Chômage et précarité énergétique au coeur de la pauvreté altiligérienne
Jusqu'à présent, au 54 de l'avenue Foch, "c'était trop tassé et on avait la rencontre entre les familles aidées et le grand public, mais l'espace était saturé. Avec cette nouvelle boutique, on a beaucoup plus de passages, avec des gens qui osent franchir la porte", explique Serge Boissy, chargé de la communication au secours Populaire de Haute-Loire. Pour autant, "la pauvreté ne gagne pas du terrain dans notre département", tempère-t-il, "nos statistiques de personnes accompagnées sont sensiblement les mêmes qu'il y a cinq ans".
Pour lui, les principaux facteurs de pauvreté de notre département sont d'abord le chômage, "car il y a beaucoup de gens qui ne trouvent plus de travail en Haute-Loire aujourd'hui". Mais il n'oublie pas non plus les charges incompressibles (difficile de trouver du travail sans téléphone portable ou sans voiture...) et la précarité énergétique : "car c'est un département très froid et les appartements au Puy sont très mal isolés, ce sont des gouffres financiers".

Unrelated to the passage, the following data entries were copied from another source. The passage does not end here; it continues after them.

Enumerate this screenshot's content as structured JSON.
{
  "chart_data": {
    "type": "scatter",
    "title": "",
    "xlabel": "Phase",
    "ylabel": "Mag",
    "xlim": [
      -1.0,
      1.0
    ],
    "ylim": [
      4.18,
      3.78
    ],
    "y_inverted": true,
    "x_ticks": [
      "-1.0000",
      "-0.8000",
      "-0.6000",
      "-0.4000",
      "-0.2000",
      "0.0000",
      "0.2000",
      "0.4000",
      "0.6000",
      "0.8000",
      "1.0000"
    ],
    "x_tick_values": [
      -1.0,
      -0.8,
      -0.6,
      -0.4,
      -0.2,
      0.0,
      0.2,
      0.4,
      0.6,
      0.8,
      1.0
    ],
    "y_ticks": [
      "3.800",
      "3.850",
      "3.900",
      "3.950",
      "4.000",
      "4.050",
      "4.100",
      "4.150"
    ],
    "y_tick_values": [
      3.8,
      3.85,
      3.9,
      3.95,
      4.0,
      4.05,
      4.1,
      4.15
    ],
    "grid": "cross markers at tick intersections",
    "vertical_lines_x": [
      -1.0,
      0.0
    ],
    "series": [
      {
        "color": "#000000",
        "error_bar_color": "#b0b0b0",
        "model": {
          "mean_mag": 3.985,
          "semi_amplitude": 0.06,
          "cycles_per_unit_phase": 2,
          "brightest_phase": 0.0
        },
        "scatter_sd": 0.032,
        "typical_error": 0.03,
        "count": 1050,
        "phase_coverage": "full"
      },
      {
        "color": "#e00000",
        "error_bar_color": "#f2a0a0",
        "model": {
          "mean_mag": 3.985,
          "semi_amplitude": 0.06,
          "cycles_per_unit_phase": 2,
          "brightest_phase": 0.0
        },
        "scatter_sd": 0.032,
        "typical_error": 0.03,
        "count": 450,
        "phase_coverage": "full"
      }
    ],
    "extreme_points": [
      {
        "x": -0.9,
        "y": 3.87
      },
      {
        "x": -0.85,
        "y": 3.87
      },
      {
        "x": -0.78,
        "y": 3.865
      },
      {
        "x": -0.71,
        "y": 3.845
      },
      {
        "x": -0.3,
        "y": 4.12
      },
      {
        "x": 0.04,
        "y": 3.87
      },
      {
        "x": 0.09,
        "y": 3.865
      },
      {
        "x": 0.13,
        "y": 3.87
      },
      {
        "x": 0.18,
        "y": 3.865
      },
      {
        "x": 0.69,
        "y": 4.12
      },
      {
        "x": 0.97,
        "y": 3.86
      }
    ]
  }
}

----Le Secours Populaire de Haute-Loire fonctionne avec 100 % de bénévoles : ils sont une quarantaine au Puy, une trentaine à Brioude, une dizaine à Sainte-Florine et une quinzaine à Monistrol-sur-Loire. Soit une petite centaine, pour accompagner près de 2 500 personnes.
-----L'argent récolté à la boutique est remis en circuit pour aider les familles les plus démunies
Tous les objets trouvés dans cette boutique proviennent de dons, et le secours Populaire remercie chaleureusement ces âmes charitables. Pour gérer la boutique, il faut en permanence quatre bénévoles (ils sont une quarantaine au Puy, donc il y a une rotation). Les personnes aidées ont une carte et payent moitié prix par rapport au grand public. Les prix demeurent toutefois inférieurs à ceux pratiqués dans les commerces et c'est aussi l'occasion de contribuer, en quelque sorte, à lutter contre la pauvreté.
"Cet argent permet de financer l'aide matérielle de ces familles, acheter des colis de denrées alimentaires mais aussi payer les charges de la structure", complète Serge Boissy, "mais c'est aussi l'occasion de faire partir des familles en vacances". En juin prochain, 50 personnes (une quinzaine de familles) pourront ainsi partir au bord de la mer. L'argent récolté à la boutique est ainsi remis en circuit : "les personnes aidées, quand elles payent, le récupèrent souvent indirectement avec les services proposés ensuite".

  • Serge Boissy, chargé de la communication au secours Populaire de Haute-Loire dénonce l'utilisation du terme "assistanat" et tient à préciser la nature du service rendu par le Secours Populaire. Il considère également que leur action se substitue au devoir des politiques.